Critique : Men In Black 3 – Retour vers le passé, dans tous les sens du terme.

Affiche du film Men In Black 3 de Barry Sonnenfeld sur laquelle Will Smith est au premier plan et Josh Brolin et Tommy Lee Jones sont côte à côte au second plan.

En ce moment, entre adaptations d’anciens jouets, prequels, suites, reboots ou remakes, on peut dire qu’Hollywood connaît un gros manque d’inspiration et de motivation. En finançant des productions racoleuses qui n’ont que pour objectif l’accumulation de brouzoufs qui alimenteront les bouses des mois suivants, les grands studios ont décidément bien compris la recette du succès. Certains artistes y ont même perdu leur intégrité, à l’image d’un Tim Burton en perdition dans son décevant Dark Shadows. En revanche, certains passionnés comme le geek Joss Whedon parviennent à faire tourner la machine en mettant en boîte des blockbusters intelligents et bien construits, tels que La cabane dans les bois ou Avengers. La semaine dernière, c’était la saga ultra populaire de la fin des 90’s Men In Black qui faisait son retour sur nos écrans. Pour le meilleur ou pour le pire ?

On se souvient de la scène d’ouverture du premier opus, de son moustique, sa typographie et de la musique culte de Danny Elfman. Ici, on retrouve d’emblée les deux derniers éléments. En découvrant Nicole Scherzinger marcher avec une tarte à la main, on ressent immédiatement le second degré qui a fait les beaux jours des précédents films. Puis, on aperçoit le méchant, Boris l’animal, que la meneuse des Pussycat Dolls est venue libérer. On assiste alors à son évasion, agrémentée d’effets spéciaux indignes d’une telle production qui nous ramènent au début des années 2000.

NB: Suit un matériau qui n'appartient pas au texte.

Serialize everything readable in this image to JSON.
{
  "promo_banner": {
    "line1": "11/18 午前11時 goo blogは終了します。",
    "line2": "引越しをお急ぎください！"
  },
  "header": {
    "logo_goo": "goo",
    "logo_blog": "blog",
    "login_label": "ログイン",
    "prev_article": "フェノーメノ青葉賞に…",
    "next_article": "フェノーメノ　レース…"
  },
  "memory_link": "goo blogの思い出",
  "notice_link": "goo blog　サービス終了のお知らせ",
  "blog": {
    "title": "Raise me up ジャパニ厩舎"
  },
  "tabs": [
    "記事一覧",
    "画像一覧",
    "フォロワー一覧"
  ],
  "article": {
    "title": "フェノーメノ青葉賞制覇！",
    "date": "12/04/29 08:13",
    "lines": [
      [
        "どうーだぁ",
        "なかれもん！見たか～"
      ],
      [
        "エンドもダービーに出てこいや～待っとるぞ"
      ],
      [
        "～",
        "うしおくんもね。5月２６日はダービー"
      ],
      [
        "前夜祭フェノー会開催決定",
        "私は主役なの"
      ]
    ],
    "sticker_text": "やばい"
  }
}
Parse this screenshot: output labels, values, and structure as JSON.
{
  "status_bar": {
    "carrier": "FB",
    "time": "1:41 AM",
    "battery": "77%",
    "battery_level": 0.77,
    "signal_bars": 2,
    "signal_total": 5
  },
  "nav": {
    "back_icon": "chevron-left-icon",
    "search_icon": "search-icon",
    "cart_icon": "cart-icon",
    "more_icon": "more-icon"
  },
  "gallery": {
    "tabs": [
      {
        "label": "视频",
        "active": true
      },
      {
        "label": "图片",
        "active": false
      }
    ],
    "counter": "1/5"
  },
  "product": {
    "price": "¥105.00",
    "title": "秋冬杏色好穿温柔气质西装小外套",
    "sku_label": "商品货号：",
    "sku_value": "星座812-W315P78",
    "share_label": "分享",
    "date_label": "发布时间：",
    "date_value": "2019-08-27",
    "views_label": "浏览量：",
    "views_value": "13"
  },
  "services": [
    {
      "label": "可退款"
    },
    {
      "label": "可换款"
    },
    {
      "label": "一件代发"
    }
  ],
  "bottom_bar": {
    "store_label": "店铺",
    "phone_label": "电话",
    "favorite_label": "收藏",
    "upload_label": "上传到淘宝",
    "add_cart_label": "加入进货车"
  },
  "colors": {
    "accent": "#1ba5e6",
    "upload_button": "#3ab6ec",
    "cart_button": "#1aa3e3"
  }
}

Cet univers visuel assez cheap sera malheureusement présent tout le film et l’on se demande si ce ratage est la faute du réalisateur Barry Sonnenfeld ou si cela est dû au tournage chaotique et aux frasques de Will Smith (Je suis une légende). L’acteur est quasiment de tous les plans, mise à part lors de cette introduction, même s’il n’éclipse pas ses deux excellents partenaires, Tommy Lee Jones (No country for old men) et Josh Brolin (Harvey Milk). Le mimétisme de ce dernier ne peut qu’être salué. Le duo d’origine est toujours aussi convaincant et même si Jones n’est présent que pour quelques séquences, il est évident que leur alchimie n’a pas vieilli contrairement à tout ce qui fonctionnait auparavant. En effet, les gags sont les mêmes que dans les deux premiers films, on a parfois l’impression que les comédiens n’y croient plus. Tout ce qui impressionnait dans Men In Black n’est devenu ici qu’un élément mineur et assez mal développé, à l’image du siège des agents qui n’en jette plus vraiment.

Photo de Tommy Lee Jones et Will Smith côte à côte combattant des aliens dans un restaurant chinois dans le film Men in Black 3.

Il faut reconnaître que dans l’ensemble, l’œuvre n’est pas désagréable, les clins d’oeil sont parfois drôles et la nostalgie du réalisateur est émouvante, notamment lors de la fin sympathique. Malheureusement, cela ne suffit pas à combler un scénario vide, pourtant porté par un concept intéressant, celui de renvoyer l’agent J en 1969 pour sauver son partenaire du meurtre de Boris. Mais les possibilités qu’offrait le décalage temporel sont mal exploitées. D’un côté la reconstitution de l’époque est propre mais n’en met jamais plein la vue et les seules références culturelles qui sont utilisées sont celles liées au racisme. On retiendra cependant la présence d’un Bill Hader (Supergrave) hilarant dans le rôle d’Andy Warhol. Le reste du temps, ce ne sont que des poursuites qui s’enchaînent dans les rues des New York. Les plans aériens, utilisés 678 fois pour le long métrage, et le méchant, qui n’a pas une once du charisme de Vincent D’Onofrio (le cafard dans le numéro 1), finissent par nous gaver à tel point qu’on attend gentiment la fin, sans vraiment s’ennuyer mais jamais dans l’attente d’une surprise.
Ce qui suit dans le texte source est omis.